Cross and Sampson cover

Cross and Sampson

Alex Cross • Book 35

by James Patterson, Brian Sitts

4.50 Goodreads
(6.2K ratings)

Why You'll Love This

Patterson splits his two most iconic characters apart — then dares you not to miss the one you didn't follow.

  • Great if you want: dual-plot thriller with long-running characters you already know
  • The experience: fast and propulsive — short chapters keep pages turning relentlessly
  • The writing: Patterson and Sitts keep both storylines equally tense without losing momentum
  • Skip if: you haven't read the series — stakes depend on knowing these characters

About This Book

When Alex Cross's son Damon goes missing from his graduate program in Chapel Hill, the case stops being professional and becomes devastatingly personal. Meanwhile, John Sampson is standing in a bomb crater in the middle of Washington, D.C., coordinating a potential terrorist response. Two crises, two cities, and one partnership stretched to its limits — that's the quiet dread at the heart of this thriller. The emotional stakes hit differently when the detective hunting a suspect is also a father terrified for his child.

Patterson and Sitts keep the chapters short and kinetic, alternating between storylines in a way that builds genuine momentum rather than frustration.
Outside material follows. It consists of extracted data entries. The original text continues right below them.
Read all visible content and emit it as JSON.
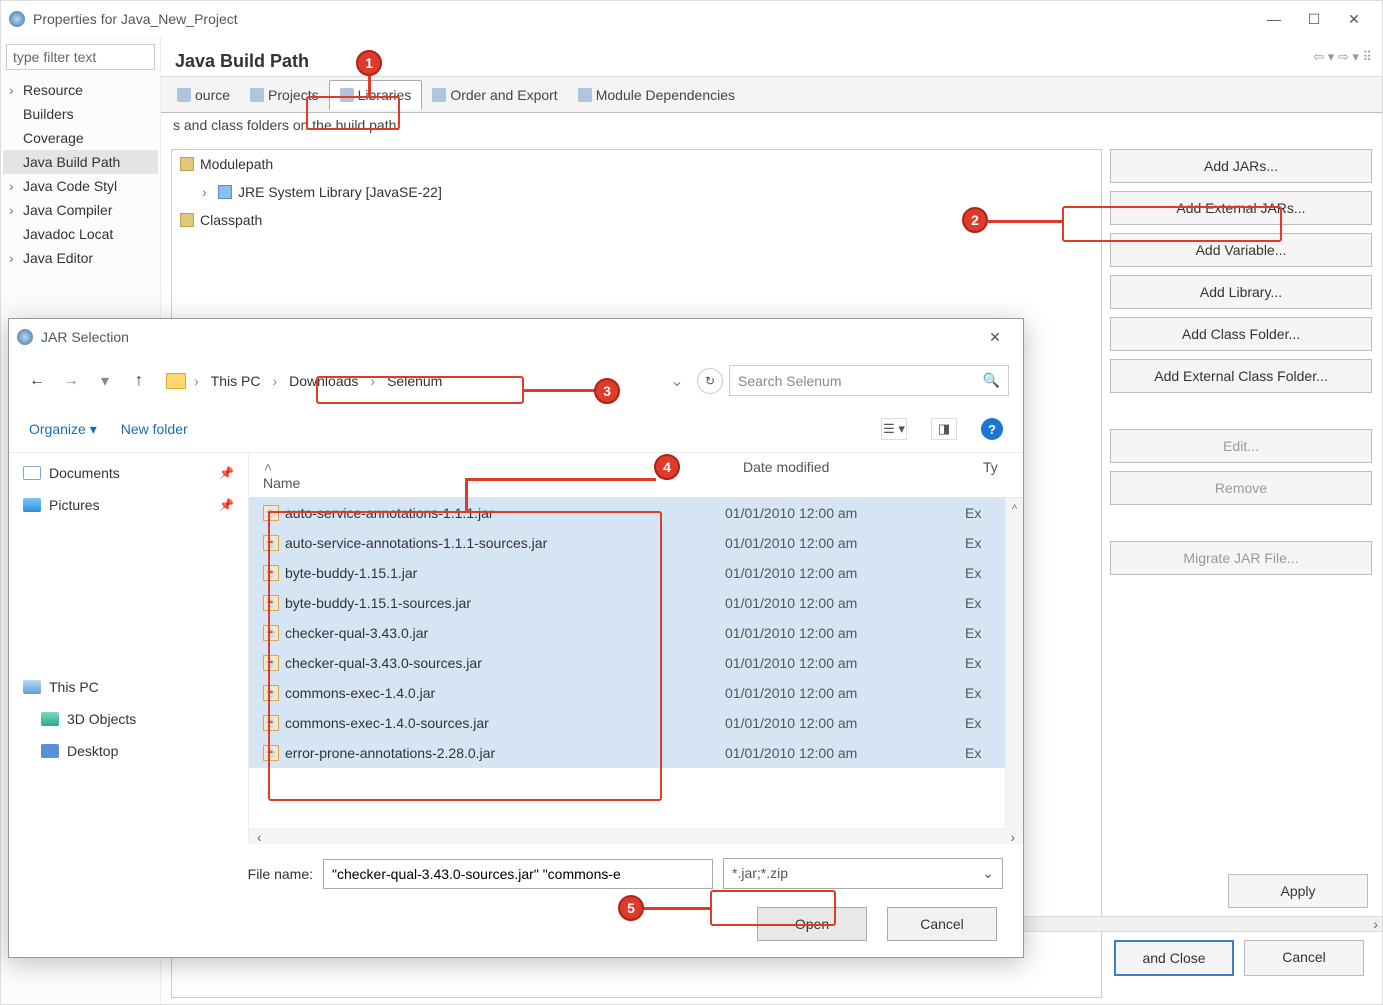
{
  "window": {
    "title": "Properties for Java_New_Project"
  },
  "filter": {
    "placeholder": "type filter text"
  },
  "tree": {
    "items": [
      {
        "label": "Resource",
        "expand": true
      },
      {
        "label": "Builders",
        "expand": false
      },
      {
        "label": "Coverage",
        "expand": false
      },
      {
        "label": "Java Build Path",
        "expand": false,
        "selected": true
      },
      {
        "label": "Java Code Styl",
        "expand": true
      },
      {
        "label": "Java Compiler",
        "expand": true
      },
      {
        "label": "Javadoc Locat",
        "expand": false
      },
      {
        "label": "Java Editor",
        "expand": true
      }
    ]
  },
  "page": {
    "title": "Java Build Path",
    "desc": "s and class folders on the build path:",
    "tabs": [
      "ource",
      "Projects",
      "Libraries",
      "Order and Export",
      "Module Dependencies"
    ],
    "active_tab": 2,
    "buildtree": {
      "modulepath": "Modulepath",
      "jre": "JRE System Library [JavaSE-22]",
      "classpath": "Classpath"
    },
    "buttons": {
      "addjars": "Add JARs...",
      "addext": "Add External JARs...",
      "addvar": "Add Variable...",
      "addlib": "Add Library...",
      "addclass": "Add Class Folder...",
      "addextclass": "Add External Class Folder...",
      "edit": "Edit...",
      "remove": "Remove",
      "migrate": "Migrate JAR File..."
    },
    "bottom": {
      "apply": "Apply",
      "applyclose": "and Close",
      "cancel": "Cancel"
    }
  },
  "dialog": {
    "title": "JAR Selection",
    "breadcrumb": [
      "This PC",
      "Downloads",
      "Selenum"
    ],
    "search_placeholder": "Search Selenum",
    "organize": "Organize",
    "newfolder": "New folder",
    "leftnav": [
      {
        "label": "Documents",
        "pin": true,
        "ic": "doc"
      },
      {
        "label": "Pictures",
        "pin": true,
        "ic": "pic"
      },
      {
        "label": "",
        "pin": false,
        "ic": "",
        "blur": true
      },
      {
        "label": "",
        "pin": false,
        "ic": "",
        "blur": true
      },
      {
        "label": "",
        "pin": false,
        "ic": "",
        "blur": true
      },
      {
        "label": "",
        "pin": false,
        "ic": "",
        "blur": true
      },
      {
        "label": "This PC",
        "pin": false,
        "ic": "pc",
        "spacer": true
      },
      {
        "label": "3D Objects",
        "pin": false,
        "ic": "obj",
        "indent": true
      },
      {
        "label": "Desktop",
        "pin": false,
        "ic": "desk",
        "indent": true
      }
    ],
    "cols": {
      "name": "Name",
      "date": "Date modified",
      "type": "Ty"
    },
    "files": [
      {
        "name": "auto-service-annotations-1.1.1.jar",
        "date": "01/01/2010 12:00 am",
        "type": "Ex",
        "sel": true
      },
      {
        "name": "auto-service-annotations-1.1.1-sources.jar",
        "date": "01/01/2010 12:00 am",
        "type": "Ex",
        "sel": true
      },
      {
        "name": "byte-buddy-1.15.1.jar",
        "date": "01/01/2010 12:00 am",
        "type": "Ex",
        "sel": true
      },
      {
        "name": "byte-buddy-1.15.1-sources.jar",
        "date": "01/01/2010 12:00 am",
        "type": "Ex",
        "sel": true
      },
      {
        "name": "checker-qual-3.43.0.jar",
        "date": "01/01/2010 12:00 am",
        "type": "Ex",
        "sel": true
      },
      {
        "name": "checker-qual-3.43.0-sources.jar",
        "date": "01/01/2010 12:00 am",
        "type": "Ex",
        "sel": true
      },
      {
        "name": "commons-exec-1.4.0.jar",
        "date": "01/01/2010 12:00 am",
        "type": "Ex",
        "sel": true
      },
      {
        "name": "commons-exec-1.4.0-sources.jar",
        "date": "01/01/2010 12:00 am",
        "type": "Ex",
        "sel": true
      },
      {
        "name": "error-prone-annotations-2.28.0.jar",
        "date": "01/01/2010 12:00 am",
        "type": "Ex",
        "sel": true
      }
    ],
    "filename_label": "File name:",
    "filename_value": "\"checker-qual-3.43.0-sources.jar\" \"commons-e",
    "ext_value": "*.jar;*.zip",
    "open": "Open",
    "cancel": "Cancel"
  },
  "markers": {
    "m1": "1",
    "m2": "2",
    "m3": "3",
    "m4": "4",
    "m5": "5"
  }
}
The dual-narrative structure isn't just a technique here — it mirrors the actual tension of two men who work best side by side suddenly forced to operate alone. The prose is clean and deliberate, trusting the relationship between Cross and Sampson to carry weight that plot mechanics alone never could. Longtime series readers will find the dynamic between these two characters as compelling as ever, and newcomers will understand immediately why this partnership has lasted thirty-five books.